Is that true? Do more average Internet users prefer free services where their data is being sold or where there is advertising? Any citations on this? On average, what percentage of users on leading sites pay a fee to remove advertising?

> democratize the operation of services/apps people use and depend on.

This is called "federation" and "peer to peer" and it already existed before "web2" and it mostly died because it was too much hassle for most people to bother with.

Both federation and p2p still require some kind of centralization, currently. Furthermore, there is no decentralized governance nor incentive mechanisms. "Web3" is simply bringing a decentralized approach to p2p, governance and operations. Doesn't necessarily mean a token that is traded on an exchange. But what blockchain (and more importantly the consensus models) bring is the ability to create a decentralized FaceBook, WhatsApp, Insta, etc. allowing anyone participating in the operation of the network and anyone able to consume the network without anyone profiting in the middle.

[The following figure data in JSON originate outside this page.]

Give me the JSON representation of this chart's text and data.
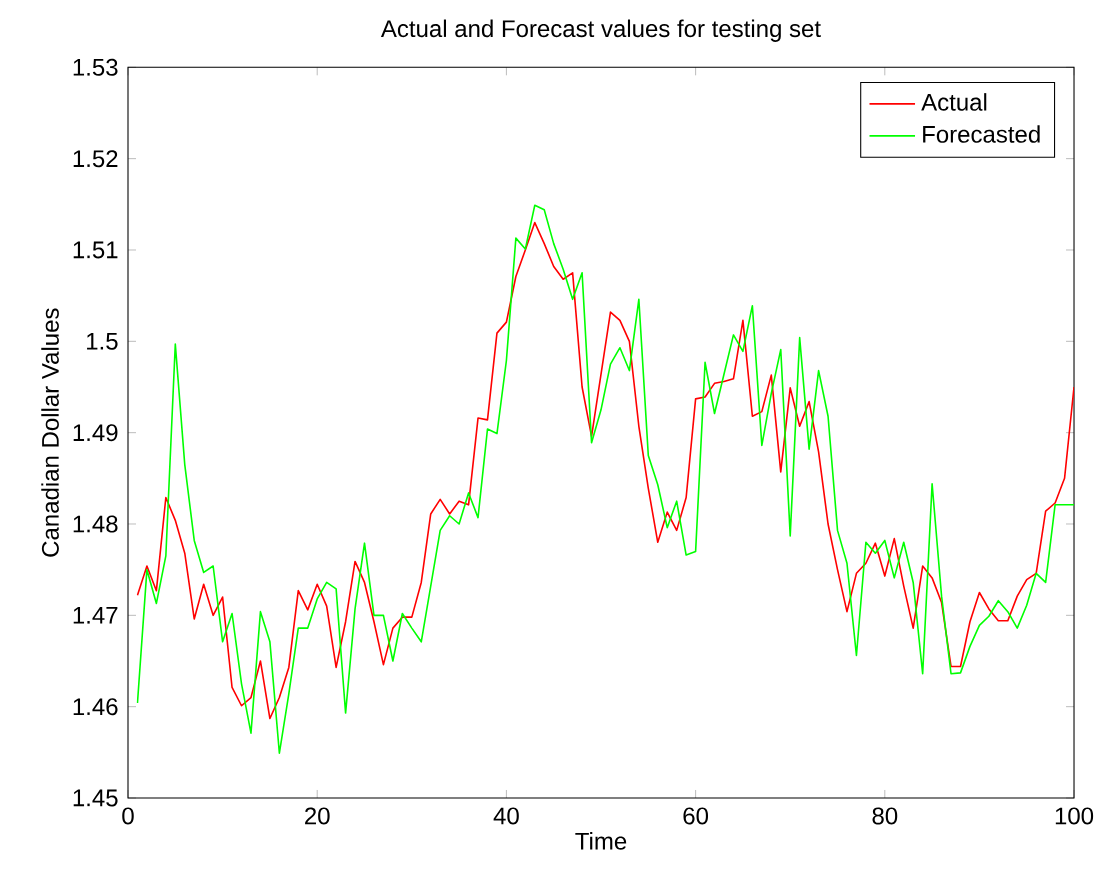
{
  "chart_data": {
    "type": "line",
    "title": "Actual and Forecast values for testing set",
    "xlabel": "Time",
    "ylabel": "Canadian Dollar Values",
    "x": [
      1,
      2,
      3,
      4,
      5,
      6,
      7,
      8,
      9,
      10,
      11,
      12,
      13,
      14,
      15,
      16,
      17,
      18,
      19,
      20,
      21,
      22,
      23,
      24,
      25,
      26,
      27,
      28,
      29,
      30,
      31,
      32,
      33,
      34,
      35,
      36,
      37,
      38,
      39,
      40,
      41,
      42,
      43,
      44,
      45,
      46,
      47,
      48,
      49,
      50,
      51,
      52,
      53,
      54,
      55,
      56,
      57,
      58,
      59,
      60,
      61,
      62,
      63,
      64,
      65,
      66,
      67,
      68,
      69,
      70,
      71,
      72,
      73,
      74,
      75,
      76,
      77,
      78,
      79,
      80,
      81,
      82,
      83,
      84,
      85,
      86,
      87,
      88,
      89,
      90,
      91,
      92,
      93,
      94,
      95,
      96,
      97,
      98,
      99,
      100
    ],
    "series": [
      {
        "name": "Actual",
        "color": "#ff0000",
        "values": [
          1.4722,
          1.4754,
          1.4727,
          1.4829,
          1.4804,
          1.4768,
          1.4696,
          1.4734,
          1.47,
          1.472,
          1.4621,
          1.4601,
          1.461,
          1.465,
          1.4587,
          1.461,
          1.4643,
          1.4727,
          1.4706,
          1.4734,
          1.471,
          1.4643,
          1.4693,
          1.4759,
          1.4736,
          1.4693,
          1.4646,
          1.4686,
          1.4698,
          1.4698,
          1.4736,
          1.4811,
          1.4827,
          1.4811,
          1.4825,
          1.4821,
          1.4916,
          1.4914,
          1.5009,
          1.5021,
          1.5071,
          1.51,
          1.513,
          1.5107,
          1.5082,
          1.5068,
          1.5075,
          1.495,
          1.4896,
          1.4964,
          1.5032,
          1.5023,
          1.5,
          1.4907,
          1.4839,
          1.478,
          1.4813,
          1.4793,
          1.4829,
          1.4937,
          1.4939,
          1.4954,
          1.4956,
          1.4959,
          1.5023,
          1.4918,
          1.4923,
          1.4963,
          1.4857,
          1.4949,
          1.4907,
          1.4934,
          1.4879,
          1.48,
          1.475,
          1.4704,
          1.4746,
          1.4757,
          1.4779,
          1.4743,
          1.4784,
          1.4732,
          1.4686,
          1.4754,
          1.4741,
          1.4714,
          1.4644,
          1.4644,
          1.4693,
          1.4725,
          1.4707,
          1.4694,
          1.4694,
          1.4721,
          1.4739,
          1.4746,
          1.4814,
          1.4823,
          1.485,
          1.495
        ]
      },
      {
        "name": "Forecasted",
        "color": "#00ff00",
        "values": [
          1.4604,
          1.475,
          1.4713,
          1.4765,
          1.4997,
          1.4865,
          1.4782,
          1.4747,
          1.4754,
          1.4671,
          1.4702,
          1.4625,
          1.4571,
          1.4704,
          1.4671,
          1.4549,
          1.4614,
          1.4686,
          1.4686,
          1.4718,
          1.4736,
          1.4729,
          1.4593,
          1.4707,
          1.4779,
          1.47,
          1.47,
          1.465,
          1.4702,
          1.4686,
          1.4671,
          1.4732,
          1.4793,
          1.4809,
          1.48,
          1.4834,
          1.4807,
          1.4904,
          1.4899,
          1.4979,
          1.5113,
          1.5101,
          1.5149,
          1.5144,
          1.5107,
          1.5079,
          1.5046,
          1.5075,
          1.4889,
          1.4925,
          1.4975,
          1.4993,
          1.4968,
          1.5046,
          1.4875,
          1.4843,
          1.4796,
          1.4825,
          1.4766,
          1.477,
          1.4977,
          1.4921,
          1.4964,
          1.5007,
          1.4989,
          1.5039,
          1.4886,
          1.4943,
          1.4991,
          1.4787,
          1.5004,
          1.4882,
          1.4968,
          1.4918,
          1.4793,
          1.4757,
          1.4656,
          1.478,
          1.4768,
          1.4782,
          1.4741,
          1.478,
          1.4736,
          1.4636,
          1.4844,
          1.4721,
          1.4636,
          1.4637,
          1.4666,
          1.4689,
          1.4699,
          1.4716,
          1.4704,
          1.4686,
          1.4711,
          1.4746,
          1.4736,
          1.4821,
          1.4821,
          1.4821
        ]
      }
    ],
    "xlim": [
      0,
      100
    ],
    "xticks": [
      0,
      20,
      40,
      60,
      80,
      100
    ],
    "ylim": [
      1.45,
      1.53
    ],
    "yticks": [
      1.45,
      1.46,
      1.47,
      1.48,
      1.49,
      1.5,
      1.51,
      1.52,
      1.53
    ],
    "grid": false,
    "legend": "top right",
    "marker": "none",
    "line_style": "solid"
  }
}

I think where opponents get hung up is the incentive mechanisms. Today the good is so overshadowed by the scam/bad. But if you want a good example of a shared utility build on blockchain look at Helium.com. It is a global wireless network operated by people that host their own hotspots--a true utility model. When you look at some of the services we use on the web, they are utilities and there are real value in both delivering them and consuming them. This is where web3 is trying to tie that all together so some giant company isn't in the middle monetizing both sides.
> some giant company isn't in the middle monetizing both sides.

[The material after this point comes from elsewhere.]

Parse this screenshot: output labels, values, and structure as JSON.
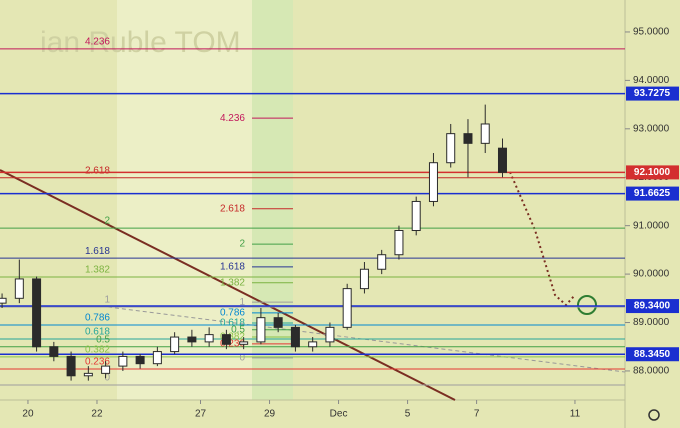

It seems with Helium, it's not some giant company in the middle monetizing both sides, but the fiat/HNT exchanges that are doing that.

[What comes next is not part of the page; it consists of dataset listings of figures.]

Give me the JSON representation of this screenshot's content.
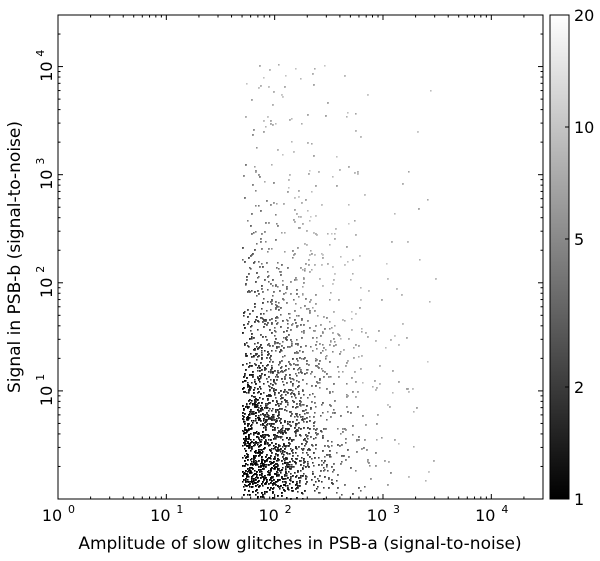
{
  "chart_data": {
    "type": "heatmap",
    "subtype": "2d-histogram",
    "title": "",
    "xlabel": "Amplitude of slow glitches in PSB-a (signal-to-noise)",
    "ylabel": "Signal in PSB-b (signal-to-noise)",
    "x_scale": "log",
    "y_scale": "log",
    "xlim": [
      1,
      30000
    ],
    "ylim": [
      1,
      30000
    ],
    "x_ticks": [
      {
        "value": 1,
        "label": "10",
        "exp": "0"
      },
      {
        "value": 10,
        "label": "10",
        "exp": "1"
      },
      {
        "value": 100,
        "label": "10",
        "exp": "2"
      },
      {
        "value": 1000,
        "label": "10",
        "exp": "3"
      },
      {
        "value": 10000,
        "label": "10",
        "exp": "4"
      }
    ],
    "y_ticks": [
      {
        "value": 10,
        "label": "10",
        "exp": "1"
      },
      {
        "value": 100,
        "label": "10",
        "exp": "2"
      },
      {
        "value": 1000,
        "label": "10",
        "exp": "3"
      },
      {
        "value": 10000,
        "label": "10",
        "exp": "4"
      }
    ],
    "grid": false,
    "colormap": "gray_r",
    "colorbar": {
      "scale": "log",
      "range": [
        1,
        20
      ],
      "ticks": [
        {
          "value": 1,
          "label": "1"
        },
        {
          "value": 2,
          "label": "2"
        },
        {
          "value": 5,
          "label": "5"
        },
        {
          "value": 10,
          "label": "10"
        },
        {
          "value": 20,
          "label": "20"
        }
      ]
    },
    "distribution": {
      "x_min_cutoff": 50,
      "x_max": 5000,
      "y_max": 20000,
      "density_peak_x": 60,
      "density_peak_y": 1.5
    }
  }
}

That didn't happen in a vacuum.

Certainly, P2P services with federation require more people to put in effort, and for those that require each user to be their own node, unless they're designed to be very easy to set up, they're likely to fail to reach most regular people. This was part of the problem with the last wave of them, and could at least have been mitigated by better design on two fronts (first, designing the structure of the service such that it allows individual clients to connect to decentralized nodes run as servers, similar to Mastodon; second, designing the user setup process to make it easy to discover such nodes that fit with how you want to use the service).

But even with those drawbacks, some federated services were starting to gain some traction a decade or so ago. They died because the big players decided they wanted to own everything, and pushed their own services (see: all the various proprietary messaging services, etc).

Personally, I see decentralized, P2P, federated services as a necessary antidote to an Internet increasingly dominated by large corporations with a deep interest in harvesting your data. The problem is how to get there.

Are you suggesting that since it's been tried and failed there's no possible future or technology that might enable democratization of these services?
It's interesting we haven't been able to create better financing models for the web than ads.

Sure, some sites have other models. But ideally you would like something as simple as putting a small ads banner on your website, without the inefficiency of wasting (website display) space, and integrity violations.

Edit: I'd be happy to transparently pay a small sum to each website I visit. If it was easy and and cheap.

An interesting feature of ads financing is that it is "progressive". The more money you have to spend, the more you are likely to spend on the advertised products. This effectively becomes a kind of price discrimination. But that's difficult to achieve with a "per view" price on a website.

I think one of the problems is that the the more grandiose an ad gets, the harder it is to block.

Very few people have a problem with a small unobtrusive banner that's essentially an image and a link to some site. But filtering that away is trivially easy.

The ads we all hate, the 40-mb-of-JS-evasion-code monstrosities, the 'we actually compete against the CIA' data broker ads, the all-screen-flashing-ads, the 'watch this video first' abominations - those are comparatively hard to filter.